La aceleración de los precios mayoristas le mete presión al IPC
Los precios mayoristas, que en términos generales son costos transables, subieron 5,2% en abril y, aunque no son un predictor directo de los minoristas, permiten prever algún traspaso a futuro.
Los precios mayoristas, formados por una canasta de insumos transables, es decir en buena parte costos empresarios, aceleraron fuerte en abril y marcaron una suba del 5,2% mensual que promete meterle algo de presión a la dinámica inflacionaria y, aunque no es un predictor de qué números arrojará el IPC Nacional, prolongar en el tiempo el proceso desinflacionario.
En abril, la clave fue la suba del petróleo a nivel global, un costo relevante y con potencial para influir sobre varios precios.
La fuerte aceleración de los precios mayoristas desató una catarata de comentarios irónicos desde el lado opositor, ya que en febrero el presidente Javier Milei, cuando los precios mayoristas desaceleraban, había dicho que ese dato marcaba la dinámica de la desinflación de los próximos meses.

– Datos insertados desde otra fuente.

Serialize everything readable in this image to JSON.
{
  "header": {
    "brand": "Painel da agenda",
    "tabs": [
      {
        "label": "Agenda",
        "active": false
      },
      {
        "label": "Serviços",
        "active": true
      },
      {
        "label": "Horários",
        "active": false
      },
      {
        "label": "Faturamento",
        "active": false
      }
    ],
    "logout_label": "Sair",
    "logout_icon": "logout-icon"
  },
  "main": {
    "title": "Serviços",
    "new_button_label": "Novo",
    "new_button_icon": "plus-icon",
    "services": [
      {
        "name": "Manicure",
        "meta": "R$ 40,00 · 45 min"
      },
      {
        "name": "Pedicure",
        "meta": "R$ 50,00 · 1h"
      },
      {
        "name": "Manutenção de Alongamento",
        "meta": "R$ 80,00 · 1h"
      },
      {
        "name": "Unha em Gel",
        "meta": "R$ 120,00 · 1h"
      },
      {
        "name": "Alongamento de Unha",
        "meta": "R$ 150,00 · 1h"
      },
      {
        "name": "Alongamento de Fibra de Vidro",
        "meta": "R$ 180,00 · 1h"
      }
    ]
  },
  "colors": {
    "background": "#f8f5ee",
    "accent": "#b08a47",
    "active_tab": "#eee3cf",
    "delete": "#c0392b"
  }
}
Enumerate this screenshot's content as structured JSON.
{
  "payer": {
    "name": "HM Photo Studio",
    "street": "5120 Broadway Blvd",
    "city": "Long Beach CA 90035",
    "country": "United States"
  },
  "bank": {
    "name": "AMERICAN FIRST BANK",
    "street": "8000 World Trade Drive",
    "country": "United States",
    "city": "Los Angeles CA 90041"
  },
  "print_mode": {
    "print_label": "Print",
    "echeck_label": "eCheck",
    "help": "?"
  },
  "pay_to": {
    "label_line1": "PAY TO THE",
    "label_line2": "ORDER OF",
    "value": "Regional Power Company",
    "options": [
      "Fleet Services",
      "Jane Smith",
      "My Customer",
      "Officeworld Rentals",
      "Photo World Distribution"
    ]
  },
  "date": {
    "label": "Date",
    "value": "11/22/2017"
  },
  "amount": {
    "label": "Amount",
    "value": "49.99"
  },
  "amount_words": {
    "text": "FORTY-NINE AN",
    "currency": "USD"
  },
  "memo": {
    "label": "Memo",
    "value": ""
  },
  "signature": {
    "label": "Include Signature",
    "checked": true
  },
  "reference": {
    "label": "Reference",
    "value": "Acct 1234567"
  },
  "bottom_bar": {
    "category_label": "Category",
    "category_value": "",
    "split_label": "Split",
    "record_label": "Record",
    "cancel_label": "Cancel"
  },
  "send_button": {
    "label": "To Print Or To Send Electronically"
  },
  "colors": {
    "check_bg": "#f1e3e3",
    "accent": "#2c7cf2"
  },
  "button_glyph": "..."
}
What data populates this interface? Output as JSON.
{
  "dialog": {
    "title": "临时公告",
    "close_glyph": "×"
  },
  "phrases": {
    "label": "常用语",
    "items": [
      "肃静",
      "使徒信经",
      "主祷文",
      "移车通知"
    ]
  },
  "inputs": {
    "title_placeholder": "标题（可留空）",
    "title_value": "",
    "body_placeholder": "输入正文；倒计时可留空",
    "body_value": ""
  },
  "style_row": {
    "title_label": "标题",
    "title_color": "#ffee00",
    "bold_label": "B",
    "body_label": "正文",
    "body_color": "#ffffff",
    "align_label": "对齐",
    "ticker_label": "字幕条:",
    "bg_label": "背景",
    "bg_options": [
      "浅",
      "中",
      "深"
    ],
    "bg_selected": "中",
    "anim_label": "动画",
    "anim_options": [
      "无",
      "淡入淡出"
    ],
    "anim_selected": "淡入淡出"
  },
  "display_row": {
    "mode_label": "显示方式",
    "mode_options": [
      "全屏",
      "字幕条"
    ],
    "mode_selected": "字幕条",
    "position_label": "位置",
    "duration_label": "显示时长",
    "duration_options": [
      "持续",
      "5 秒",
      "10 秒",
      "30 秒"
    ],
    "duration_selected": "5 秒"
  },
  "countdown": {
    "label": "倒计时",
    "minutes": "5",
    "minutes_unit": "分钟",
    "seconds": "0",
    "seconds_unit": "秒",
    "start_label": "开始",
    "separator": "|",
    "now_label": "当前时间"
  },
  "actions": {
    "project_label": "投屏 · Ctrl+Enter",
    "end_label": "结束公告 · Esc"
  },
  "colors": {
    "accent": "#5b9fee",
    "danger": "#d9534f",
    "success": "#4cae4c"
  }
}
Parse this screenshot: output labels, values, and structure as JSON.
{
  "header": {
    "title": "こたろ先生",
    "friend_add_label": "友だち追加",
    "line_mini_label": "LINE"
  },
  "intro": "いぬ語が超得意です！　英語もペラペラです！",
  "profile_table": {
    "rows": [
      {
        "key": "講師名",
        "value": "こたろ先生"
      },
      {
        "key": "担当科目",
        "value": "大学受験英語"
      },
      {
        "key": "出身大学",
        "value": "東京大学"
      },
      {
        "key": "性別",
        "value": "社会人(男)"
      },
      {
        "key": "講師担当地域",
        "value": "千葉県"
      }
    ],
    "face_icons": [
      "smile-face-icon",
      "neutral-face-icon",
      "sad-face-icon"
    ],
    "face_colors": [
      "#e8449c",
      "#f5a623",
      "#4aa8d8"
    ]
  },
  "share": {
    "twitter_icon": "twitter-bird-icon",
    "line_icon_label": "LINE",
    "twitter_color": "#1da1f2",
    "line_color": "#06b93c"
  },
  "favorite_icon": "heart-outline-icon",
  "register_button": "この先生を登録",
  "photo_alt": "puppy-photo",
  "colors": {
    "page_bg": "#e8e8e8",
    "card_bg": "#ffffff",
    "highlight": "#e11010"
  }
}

"Podrán ponerlo como quieran pero la inflación está bajando y los precios mayoristas anticipan lo que viene a futuro en minoristas", había aventurado Milei. El Gobierno venía sosteniendo que en abril la inflación minorista llegaría a empezar con cero.

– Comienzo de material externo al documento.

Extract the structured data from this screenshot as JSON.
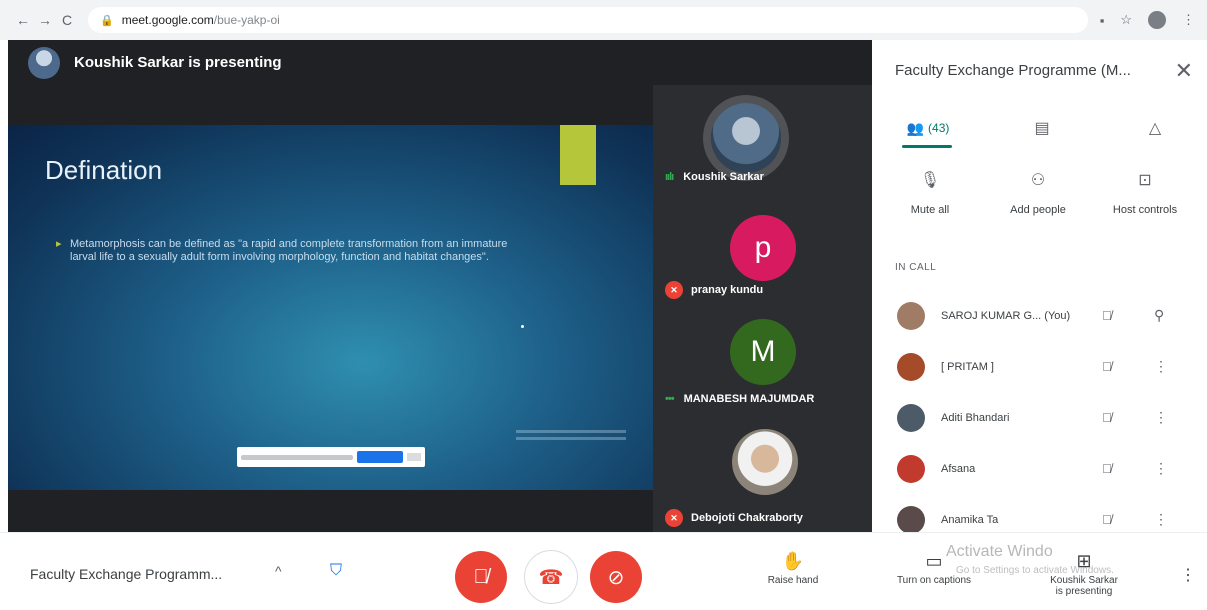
{
  "browser": {
    "url_host": "meet.google.com",
    "url_path": "/bue-yakp-oi",
    "back_icon": "←",
    "forward_icon": "→",
    "reload_icon": "C"
  },
  "presenter": {
    "label": "Koushik Sarkar is presenting"
  },
  "slide": {
    "title": "Defination",
    "bullet": "Metamorphosis can be defined as \"a rapid and complete transformation from an immature larval life to a sexually adult form involving morphology, function and habitat changes\"."
  },
  "tiles": [
    {
      "name": "Koushik Sarkar",
      "initial": "",
      "status": "speaking",
      "color": "#6b7c8c"
    },
    {
      "name": "pranay kundu",
      "initial": "p",
      "status": "muted",
      "color": "#d81b60"
    },
    {
      "name": "MANABESH MAJUMDAR",
      "initial": "M",
      "status": "speaking",
      "color": "#33691e"
    },
    {
      "name": "Debojoti Chakraborty",
      "initial": "",
      "status": "muted",
      "color": "#8d8479"
    }
  ],
  "panel": {
    "title": "Faculty Exchange Programme (M...",
    "people_count": "(43)",
    "actions": {
      "mute_all": "Mute all",
      "add_people": "Add people",
      "host_controls": "Host controls"
    },
    "in_call_label": "IN CALL",
    "people": [
      {
        "name": "SAROJ KUMAR G...  (You)",
        "color": "#a07c67"
      },
      {
        "name": "[ PRITAM ]",
        "color": "#a64b2a"
      },
      {
        "name": "Aditi Bhandari",
        "color": "#4d5b68"
      },
      {
        "name": "Afsana",
        "color": "#c23a2e"
      },
      {
        "name": "Anamika Ta",
        "color": "#5a4a4a"
      }
    ]
  },
  "bottom": {
    "meeting_name": "Faculty Exchange Programm...",
    "raise_hand": "Raise hand",
    "captions": "Turn on captions",
    "presenting_line1": "Koushik Sarkar",
    "presenting_line2": "is presenting",
    "activate_title": "Activate Windo",
    "activate_sub": "Go to Settings to activate Windows."
  }
}
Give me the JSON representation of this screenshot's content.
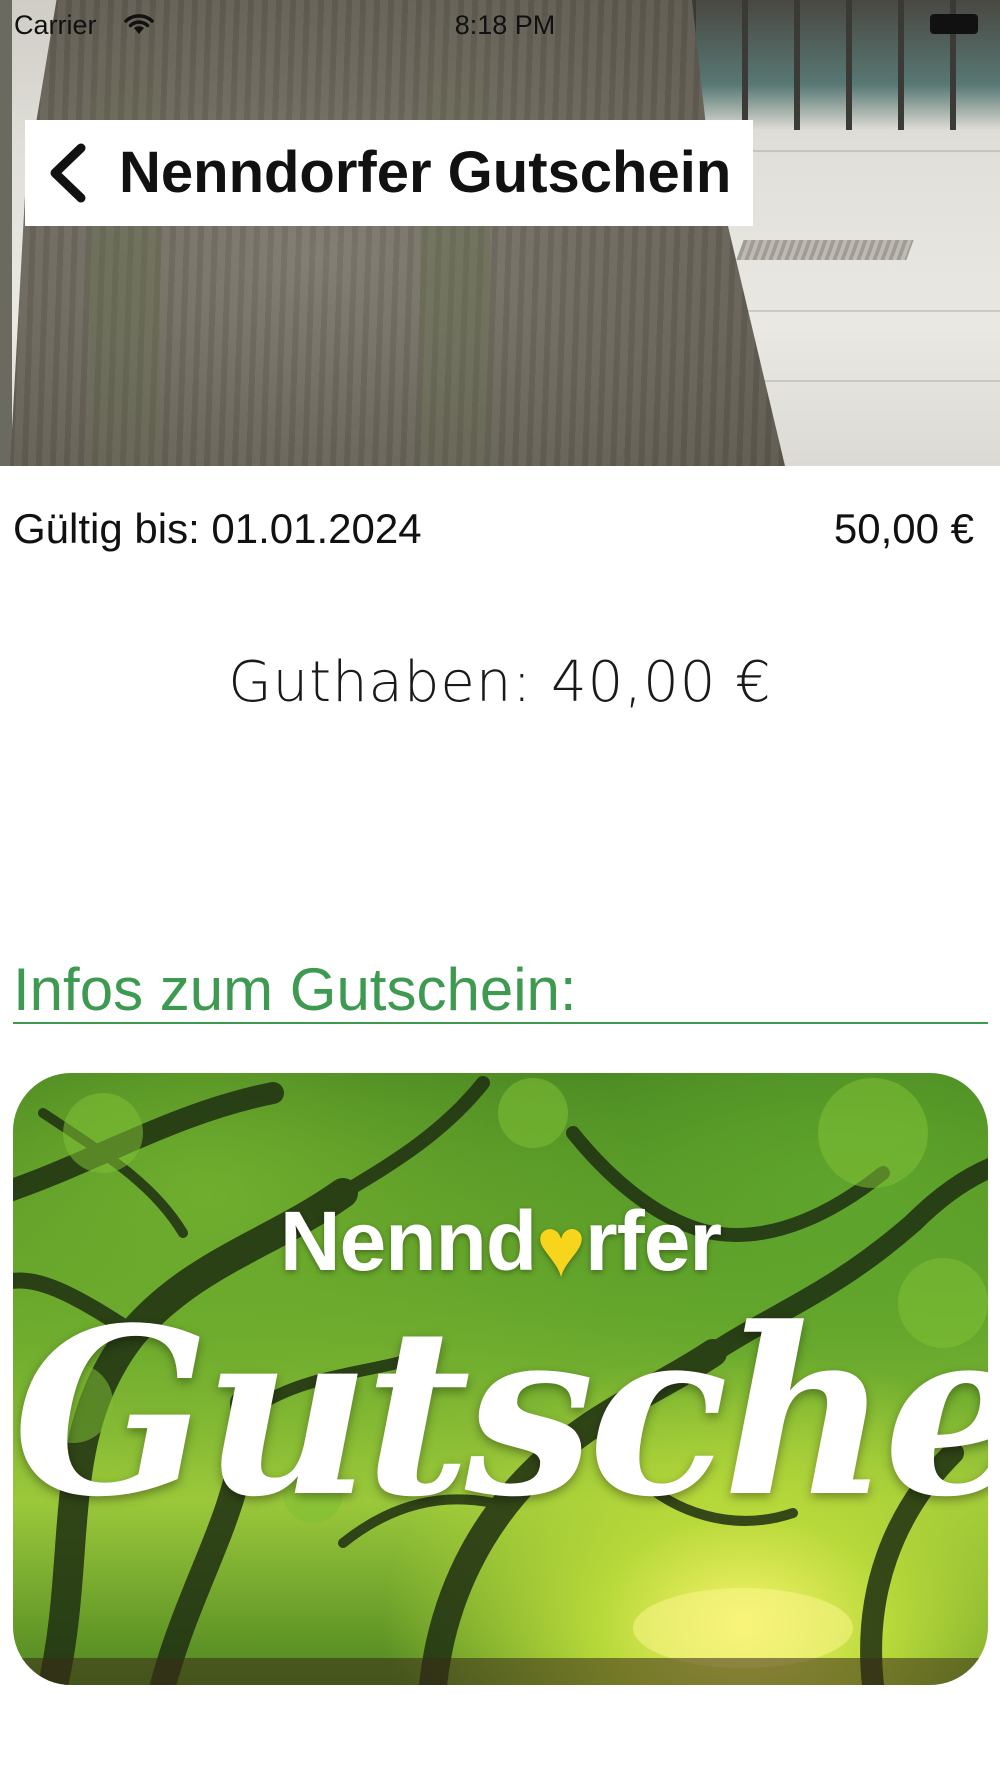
{
  "status_bar": {
    "carrier": "Carrier",
    "time": "8:18 PM",
    "wifi_icon": "wifi-icon",
    "battery_icon": "battery-icon"
  },
  "header": {
    "title": "Nenndorfer Gutschein",
    "back_icon": "chevron-left-icon"
  },
  "voucher": {
    "valid_until": "Gültig bis: 01.01.2024",
    "value": "50,00 €",
    "balance": "Guthaben: 40,00 €"
  },
  "info": {
    "heading": "Infos zum Gutschein:",
    "accent_color": "#3e9a51"
  },
  "voucher_image": {
    "brand_prefix": "Nennd",
    "brand_heart": "♥",
    "brand_suffix": "rfer",
    "script_text": "Gutschein",
    "heart_color": "#f7d51c"
  }
}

Eso no se verificó en la realidad, ya que en febrero el IPC se mantuvo en un 2,9% idéntico al de enero e incluso en marzo aceleró hasta el 3,4%.

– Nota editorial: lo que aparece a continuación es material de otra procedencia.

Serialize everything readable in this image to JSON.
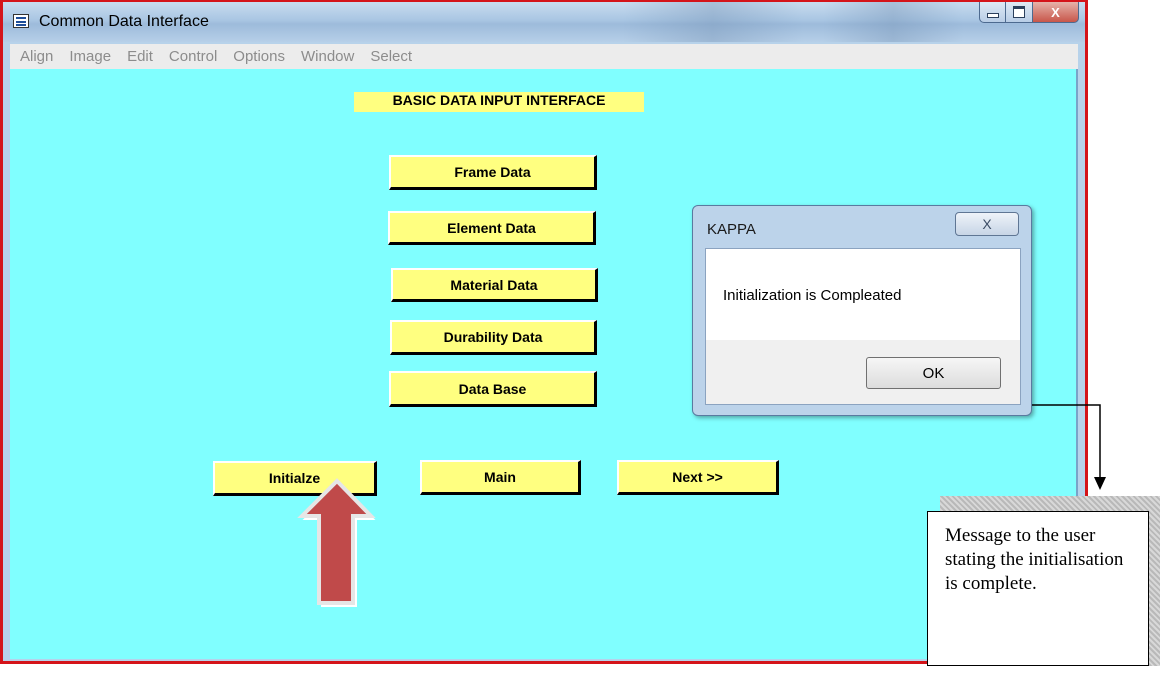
{
  "window": {
    "title": "Common Data Interface",
    "close_glyph": "X"
  },
  "menu": [
    "Align",
    "Image",
    "Edit",
    "Control",
    "Options",
    "Window",
    "Select"
  ],
  "heading": "BASIC DATA INPUT INTERFACE",
  "data_buttons": [
    "Frame Data",
    "Element Data",
    "Material Data",
    "Durability Data",
    "Data Base"
  ],
  "nav_buttons": [
    "Initialze",
    "Main",
    "Next >>"
  ],
  "dialog": {
    "title": "KAPPA",
    "close_glyph": "X",
    "message": "Initialization is Compleated",
    "ok_label": "OK"
  },
  "callout": {
    "text": "Message to the user stating the initialisation is complete."
  },
  "colors": {
    "client_bg": "#80ffff",
    "button_bg": "#ffff80",
    "highlight_frame": "#d4141a",
    "arrow": "#c04a4a"
  },
  "icons": [
    "app-icon",
    "minimize-icon",
    "maximize-icon",
    "close-icon",
    "up-arrow-icon",
    "down-arrow-icon"
  ]
}
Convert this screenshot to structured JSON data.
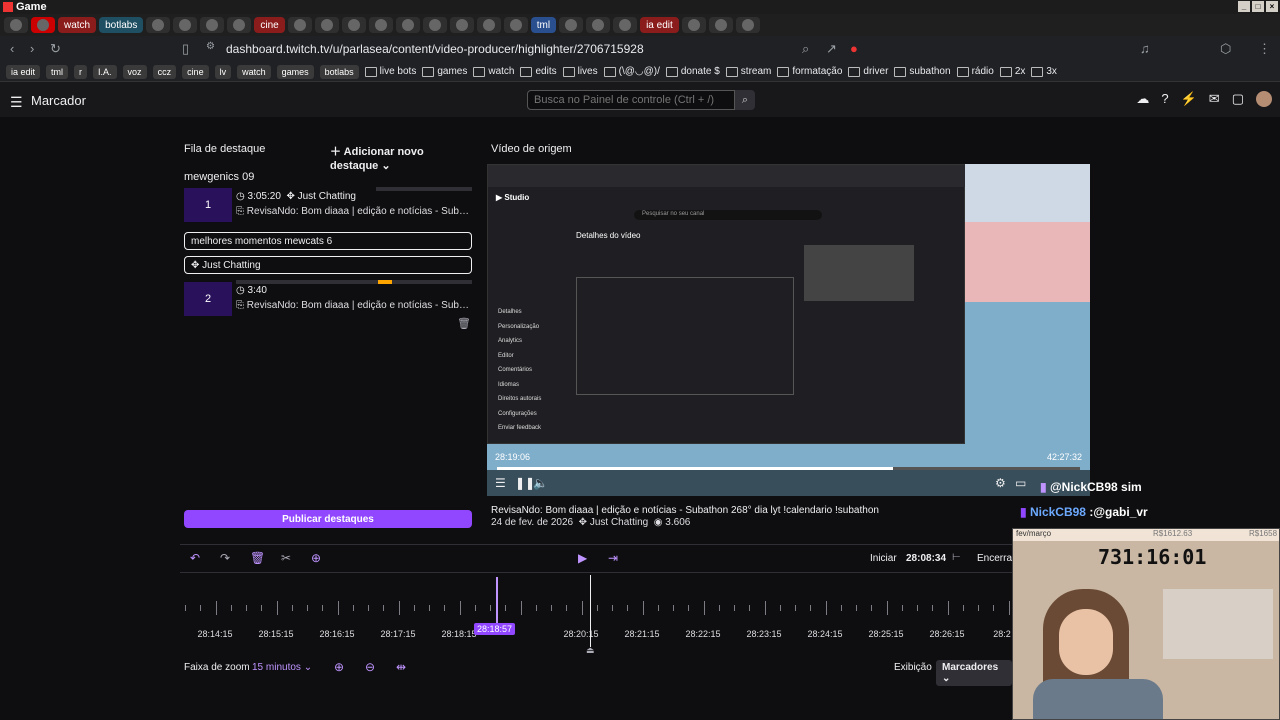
{
  "os": {
    "window_title": "Game"
  },
  "tabs": [
    {
      "label": "",
      "color": "#2f2f2f"
    },
    {
      "label": "",
      "color": "#cc0000"
    },
    {
      "label": "watch",
      "color": "#8b1c1c"
    },
    {
      "label": "botlabs",
      "color": "#1f4f63"
    },
    {
      "label": "",
      "color": "#2f2f2f"
    },
    {
      "label": "",
      "color": "#2f2f2f"
    },
    {
      "label": "",
      "color": "#2f2f2f"
    },
    {
      "label": "",
      "color": "#2f2f2f"
    },
    {
      "label": "cine",
      "color": "#8b1c1c"
    },
    {
      "label": "",
      "color": "#2f2f2f"
    },
    {
      "label": "",
      "color": "#2f2f2f"
    },
    {
      "label": "",
      "color": "#2f2f2f"
    },
    {
      "label": "",
      "color": "#2f2f2f"
    },
    {
      "label": "",
      "color": "#2f2f2f"
    },
    {
      "label": "",
      "color": "#2f2f2f"
    },
    {
      "label": "",
      "color": "#2f2f2f"
    },
    {
      "label": "",
      "color": "#2f2f2f"
    },
    {
      "label": "",
      "color": "#2f2f2f"
    },
    {
      "label": "tml",
      "color": "#2a4f8f"
    },
    {
      "label": "",
      "color": "#2f2f2f"
    },
    {
      "label": "",
      "color": "#2f2f2f"
    },
    {
      "label": "",
      "color": "#2f2f2f"
    },
    {
      "label": "ia edit",
      "color": "#8b1c1c"
    },
    {
      "label": "",
      "color": "#2f2f2f"
    },
    {
      "label": "",
      "color": "#2f2f2f"
    },
    {
      "label": "",
      "color": "#2f2f2f"
    }
  ],
  "address": {
    "url": "dashboard.twitch.tv/u/parlasea/content/video-producer/highlighter/2706715928"
  },
  "bookmarks": {
    "chips": [
      "ia edit",
      "tml",
      "r",
      "I.A.",
      "voz",
      "ccz",
      "cine",
      "lv",
      "watch",
      "games",
      "botlabs"
    ],
    "folders": [
      "live bots",
      "games",
      "watch",
      "edits",
      "lives",
      "(\\@◡@)/",
      "donate $",
      "stream",
      "formatação",
      "driver",
      "subathon",
      "rádio",
      "2x",
      "3x"
    ]
  },
  "topnav": {
    "page_title": "Marcador",
    "search_placeholder": "Busca no Painel de controle (Ctrl + /)"
  },
  "queue": {
    "header": "Fila de destaque",
    "add_button": "Adicionar novo destaque",
    "groups": [
      {
        "name": "mewgenics 09",
        "clips": [
          {
            "num": "1",
            "duration": "3:05:20",
            "category": "Just Chatting",
            "title": "RevisaNdo: Bom diaaa | edição e notícias - Subathon 268° dia lyt !calendario !subathon"
          }
        ]
      },
      {
        "name_value": "melhores momentos mewcats 6",
        "category_value": "Just Chatting",
        "clips": [
          {
            "num": "2",
            "duration": "3:40",
            "title": "RevisaNdo: Bom diaaa | edição e notícias - Subathon 268° dia lyt !calendario !subathon"
          }
        ]
      }
    ],
    "publish": "Publicar destaques"
  },
  "video": {
    "label": "Vídeo de origem",
    "time_left": "28:19:06",
    "time_right": "42:27:32",
    "progress": 0.68,
    "meta_title": "RevisaNdo: Bom diaaa | edição e notícias - Subathon 268° dia lyt !calendario !subathon",
    "meta_date": "24 de fev. de 2026",
    "meta_category": "Just Chatting",
    "meta_views": "3.606",
    "inner": {
      "studio": "Studio",
      "search_placeholder": "Pesquisar no seu canal",
      "page": "Detalhes do vídeo",
      "sidebar": [
        "Detalhes",
        "Personalização",
        "Analytics",
        "Editor",
        "Comentários",
        "Idiomas",
        "Direitos autorais",
        "Configurações",
        "Enviar feedback"
      ]
    }
  },
  "timeline": {
    "start_label": "Iniciar",
    "start_time": "28:08:34",
    "end_label": "Encerrar",
    "playhead_time": "28:18:57",
    "ticks": [
      "28:14:15",
      "28:15:15",
      "28:16:15",
      "28:17:15",
      "28:18:15",
      "28:20:15",
      "28:21:15",
      "28:22:15",
      "28:23:15",
      "28:24:15",
      "28:25:15",
      "28:26:15",
      "28:2"
    ],
    "zoom_label": "Faixa de zoom",
    "zoom_value": "15 minutos",
    "view_label": "Exibição",
    "view_value": "Marcadores"
  },
  "overlay": {
    "chat1": "@NickCB98 sim",
    "chat2_user": "NickCB98",
    "chat2_msg": ":@gabi_vr",
    "webcam_bar": "fev/março",
    "webcam_clock": "731:16:01",
    "money1": "R$1612.63",
    "money2": "R$1658"
  }
}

Lo cierto es que no hay una relación predictiva entre los mayoristas y los minoristas; el primero no adelanta el número futuro del segundo, pero sí hay una relación entre ambas canastas: una suba fuerte en los costos transables le imprime algo de presión a los precios al consumidor.
Sin ir más lejos, desde la consultora 1816 adelantaron que el congelamiento de las naftas (el petróleo fue la clave que marcó la aceleración de abril para los mayoristas) apuntala muy bien la desinflación en el corto plazo, pero prolongará la presión inflacionaria en el mediano, si los costos vía petróleo no aflojan, retornando el precio del brent a niveles previos al conflicto en Irán.
En abril, lo que más traccionó a los mayoristas fue, efectivamente, el petróleo crudo y gas, con un incremento del 22,9% mensual, que le sumó 2 puntos al Índice de precios internos al por mayor (IPIM).
Le siguieron los productos refinados del petróleo, con un incremento del 13,6%, que sumaron otros 1,63 puntos. En total, 3,63 puntos del 5,2% de alza de abril estuvieron explicados por el impacto en los costos productivos del alza de los precios energéticos a raíz del conflicto en Irán.
El director de Analytica, Claudio Caprarulo, remarcó que la suba del petróleo ya impacta en otros precios y adelantó que el dato permite proyectar más presión sobre los precios al consumidor.
"La inflación mayorista fue la más alta desde marzo del 2024. El salto del precio del petróleo ya se traslada: plásticos subieron 10% y productos importados 2,5% versus un tipo de cambio mayorista que cayó 1,1%. Más presión para la inflación minorista en los próximos meses", resaltó.
El investigador del IIEP de la UBA Juan Graña sumó: "Tampoco se puede decir que no tienen nada que ver. Algo dice sobre cómo evolucionan ciertos precios. No da lo mismo que suba 0%, 1,5%, 3% o 10%. Tomando el caso actual, hay una gran presión mayorista en los precios de la energía. Eso presiona a los minoristas de un conjunto de bienes y servicios donde la energía es relevante. No define cuantitativamente ni se puede plantear plazos, pero hay conexiones".